32nd Conference on Broadcast Meteorology/31st Conference on Radar Meteorology/Fifth Conference on Coastal Atmospheric and Oceanic Prediction and Processes

Thursday, 7 August 2003: 5:00 PM
The quality of rainfall estimation with the polarimetric WSR-88D radar as a function of range
Scott Giangrande, CIMMS/University of Oklahoma, Norman, OK; and A. V. Ryzhkov
Poster PDF (213.4 kB)
With few exceptions, the majority of the dual-polarization radar-gage comparisons were made for warm season precipitation and at distances less than 100 km from the radar. The National Weather Service requires estimating rainfall at ranges up to 230 km from the radar. As part of the evolution and future enhancement of the WSR-88D, the National Severe Storms Laboratory recently upgraded the KOUN WSR-88D radar to include polarimetric capability. In this paper, we assess the quality of rainfall estimation at far distances from this radar. The study incorporates gage information from a regular network of 108 Oklahoma Mesonet gages located in central Oklahoma. Dataset includes 12 rain events with 35 hours of observations during the period from August to December 2002.

One-hour rain accumulations were estimated using a conventional method based on the radar reflectivity factor Z, a polarimetric algorithm based solely on specific differential phase KDP, and a new polarimetric algorithm utilizing Z, KDP, and differential reflectivity ZDR. The new polarimetric method combines Z and ZDR for light rain, KDP and ZDR for moderate rain, and relies exclusively on KDP for heavy rain.

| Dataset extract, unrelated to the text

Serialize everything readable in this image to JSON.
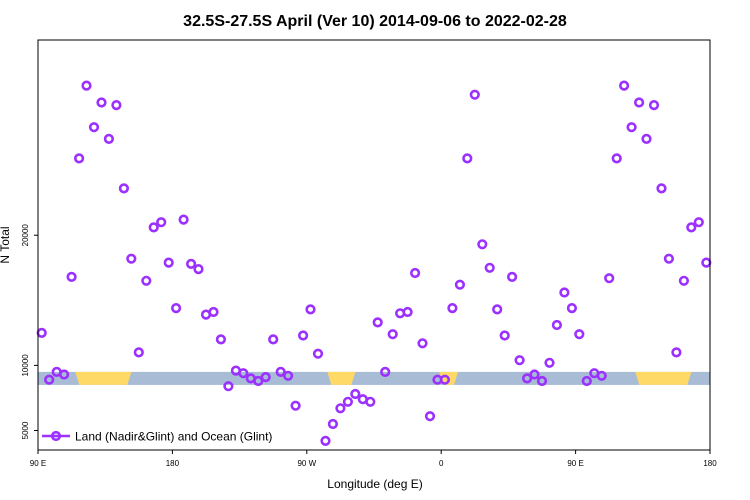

At distances up to 140-150 km from the radar, where both conventional and polarimetric measurements of rain are not affected by the bright band, the new algorithm demonstrates superior performance compared to the conventional algorithm and the R(KDP) algorithm. The RMS error of the one-hour total estimate is reduced by a factor of 1.5 for point estimates when compared to the conventional one, and is reduced by a factor of 1.25 for point estimates when compared to the R(KDP) estimate. In the range interval between 150-200 km, where bright band contamination was maximized for the observed rain events, the R(KDP) algorithm outperforms the others. The RMS error of the one-hour total estimate is reduced by a factor of 1.3 for point estimates when compared to the conventional algorithm, and is reduced by a factor of 1.12 compared to the synthetic polarimetric algorithm. All algorithms demonstrated progressively degraded performance at distances beyond 200 km from the radar.

The results indicate the ability to improve rainfall estimates at distant ranges from the radar using a combination of polarimetric techniques. Further, the results suggest that rainfall estimates can be improved up to 230 km from the radar, even in the presence of bright band contamination.